Kumanda demişken, MYM içinde her türlü isteğini sanal
ekranlı bu dijital kumanda sayesinde yerine getirebilirsin sevgili dedeciğim. (Dedim
ama sahiden kulağıma acayip geldi, güldüm kendi kendime.)
Diyelim ki acıktın, düğmeye basmana bile gerek yok, zaten
düğme yok, ağız alışkanlığı işte, kumandaya konuş, istediğin görevli robot,
istediğin yemeklerle üç beş dakika içinde yanında olsun. Yok, “İllâ kendi
servisimi kendim servis yapacağım” diyorsan, o zaman gir yiyeceklerin kodlarını
şeffaf ekrana, tek tuşla şef robot hazırlasın, mini dron odana ya da istediğin
yere getirsin yemeğini.
Odanla ilgili bir sorun mu var, aynı kumandadan çağır bir
android, gelsin, ânında hâlletsin. Senin hiçbir zahmette bulunmana gerek yok. Parmağını
mı kımıldatmak istiyorsun, çağır sağlıkçı bir robot, o senin parmağını senin
yerine kımıldatsın. Yok, şaka söylüyorum Sadık! Tamam, bu sistem biraz
tembelliğe alıştırıyor insanı ama bu kadarı da fazla. Kendi parmağını kendin
oynatabilirsin herhâlde. Sağlıkçı robotları daha rantabl kullanmalısın. Çünkü
onlar gerçekten muhteşem bir teknolojik yeteneğe sahipler. Vücudundaki bütün
hücreleri tepeden tırnağa birkaç dakika içinde tetkik edebilir, arızalı olanları
tespit edebilir, görevi dâhilinde olanları onarabilir, onaramayacak oldukları
için tavsiyede bulunabilirler. MYM sakinlerinden bazıları bu robotları estetik
uzmanı olarak kullanmaya çalışıyorlarmış, bunlar da kulağımıza geliyor zaman
zaman.
Canın sıkıldıysa, onlarca dil bilen, dünyada gelmiş
geçmiş birçok kültürün, medeniyetin bilgisi yüklü olan sohbet robotları var. Al
birini ya da birkaçını yanına, bahçede istediğin gibi, yorulana kadar dolaş, sohbet
et. Sen onlara eskilerden anlat, sizin zamanında dutluk olan yerden bahset
meselâ, onlar sana kayıp kıta Mu uygarlığını anlatsın. Üstelik Türkçeyi aksanlı
da konuşturabilirsin hümanoidlere. Özlemişsindir belki Kayseri şivesiyle
konuşmayı…
Bir de bütün bu imkânlar yetmemiş gibi, Mars’ta yaşam
başladığını duyduğunuzdan beri “Niye bizi de götürmüyorsunuz?” diyorsunuz. Bir
defa sizin anlaşmanız dünya ile sınırlı. Üstelik oradaki yaşam kalitesine de
itiraz etmiştin son konuşmamızda. Sen değil miydin “Mars’ta su bulamamışlar,
suyu dünyadan taşıyorlarmış” dediğimde “Taşıma suyla gezegen mi döner?” diyen?

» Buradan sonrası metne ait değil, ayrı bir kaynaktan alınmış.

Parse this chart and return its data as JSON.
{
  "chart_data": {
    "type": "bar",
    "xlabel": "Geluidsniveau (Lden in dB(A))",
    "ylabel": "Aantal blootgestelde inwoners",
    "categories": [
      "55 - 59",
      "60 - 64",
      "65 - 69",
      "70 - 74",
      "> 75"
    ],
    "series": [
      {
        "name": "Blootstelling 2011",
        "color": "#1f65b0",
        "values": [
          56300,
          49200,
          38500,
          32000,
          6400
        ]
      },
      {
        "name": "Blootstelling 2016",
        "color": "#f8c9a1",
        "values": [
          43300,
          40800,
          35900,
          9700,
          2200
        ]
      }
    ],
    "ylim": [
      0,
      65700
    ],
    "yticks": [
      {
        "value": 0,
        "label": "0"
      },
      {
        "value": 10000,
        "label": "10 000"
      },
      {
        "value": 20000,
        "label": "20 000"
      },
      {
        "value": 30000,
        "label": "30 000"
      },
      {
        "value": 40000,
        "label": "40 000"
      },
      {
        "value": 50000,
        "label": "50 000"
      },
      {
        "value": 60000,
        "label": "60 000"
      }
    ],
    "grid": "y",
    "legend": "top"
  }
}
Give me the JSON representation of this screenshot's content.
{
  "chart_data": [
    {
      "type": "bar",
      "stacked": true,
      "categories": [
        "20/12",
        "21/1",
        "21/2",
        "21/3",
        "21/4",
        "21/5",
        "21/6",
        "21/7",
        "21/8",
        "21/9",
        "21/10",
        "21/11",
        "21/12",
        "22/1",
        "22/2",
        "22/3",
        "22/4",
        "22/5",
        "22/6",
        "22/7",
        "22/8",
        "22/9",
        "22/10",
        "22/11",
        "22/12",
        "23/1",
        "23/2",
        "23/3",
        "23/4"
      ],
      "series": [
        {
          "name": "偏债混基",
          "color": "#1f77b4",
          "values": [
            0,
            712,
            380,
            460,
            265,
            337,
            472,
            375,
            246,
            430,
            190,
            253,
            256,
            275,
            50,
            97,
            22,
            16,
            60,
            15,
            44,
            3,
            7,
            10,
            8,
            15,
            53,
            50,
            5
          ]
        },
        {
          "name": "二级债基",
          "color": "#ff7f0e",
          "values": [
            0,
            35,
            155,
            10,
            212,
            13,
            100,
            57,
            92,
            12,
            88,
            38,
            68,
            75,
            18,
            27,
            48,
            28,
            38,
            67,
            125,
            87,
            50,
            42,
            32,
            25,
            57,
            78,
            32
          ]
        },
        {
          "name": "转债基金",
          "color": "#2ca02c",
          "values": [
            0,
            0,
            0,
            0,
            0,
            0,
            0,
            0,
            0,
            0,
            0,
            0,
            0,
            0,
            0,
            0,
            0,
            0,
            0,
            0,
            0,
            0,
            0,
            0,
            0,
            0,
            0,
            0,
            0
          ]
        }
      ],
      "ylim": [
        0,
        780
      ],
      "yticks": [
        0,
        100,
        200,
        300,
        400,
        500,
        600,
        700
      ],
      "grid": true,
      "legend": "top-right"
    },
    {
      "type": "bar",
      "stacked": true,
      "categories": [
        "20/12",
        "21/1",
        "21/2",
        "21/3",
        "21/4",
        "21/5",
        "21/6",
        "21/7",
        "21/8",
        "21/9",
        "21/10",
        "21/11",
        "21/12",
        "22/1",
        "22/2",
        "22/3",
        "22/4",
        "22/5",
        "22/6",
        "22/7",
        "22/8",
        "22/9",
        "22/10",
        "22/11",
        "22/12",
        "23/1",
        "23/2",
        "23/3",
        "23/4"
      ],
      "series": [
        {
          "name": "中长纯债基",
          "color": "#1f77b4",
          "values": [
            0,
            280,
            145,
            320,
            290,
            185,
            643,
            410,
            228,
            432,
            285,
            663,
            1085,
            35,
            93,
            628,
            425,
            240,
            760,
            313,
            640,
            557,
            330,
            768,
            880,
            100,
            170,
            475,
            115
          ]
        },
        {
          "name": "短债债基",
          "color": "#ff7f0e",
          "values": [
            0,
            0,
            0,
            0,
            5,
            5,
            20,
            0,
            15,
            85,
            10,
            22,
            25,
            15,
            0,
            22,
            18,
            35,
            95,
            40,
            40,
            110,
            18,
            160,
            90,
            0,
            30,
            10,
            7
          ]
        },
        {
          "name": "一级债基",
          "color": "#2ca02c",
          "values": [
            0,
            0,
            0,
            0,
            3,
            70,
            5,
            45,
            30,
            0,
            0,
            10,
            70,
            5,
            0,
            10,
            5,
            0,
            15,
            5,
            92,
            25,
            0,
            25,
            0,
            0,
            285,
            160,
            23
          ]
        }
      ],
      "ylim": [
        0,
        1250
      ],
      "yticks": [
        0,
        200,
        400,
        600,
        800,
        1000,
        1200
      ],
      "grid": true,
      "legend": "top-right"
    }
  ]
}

Yahu dede, hepsi bir yana, oyuncularla istersen
interaktif iletişime geçebileceğin sistemle çalışan bir televizyonun var, sen
hâlâ “Biz Türk’üz, çaysız kahvaltı mı olur?” diyorsun.
-Dede uyan! Cuma namazına Eyüp Câmiî’ne gidecektin, geç
kalıyorsun…
-…
-Bre Sadık! Câmi diyorum, namaz diyorum...
-Hıı… Tamam evlâdım, uyandım. Ben abdest alana kadar sen dronumu hazırla!
-Dron mu? Ah dede, yine nerelere gittin?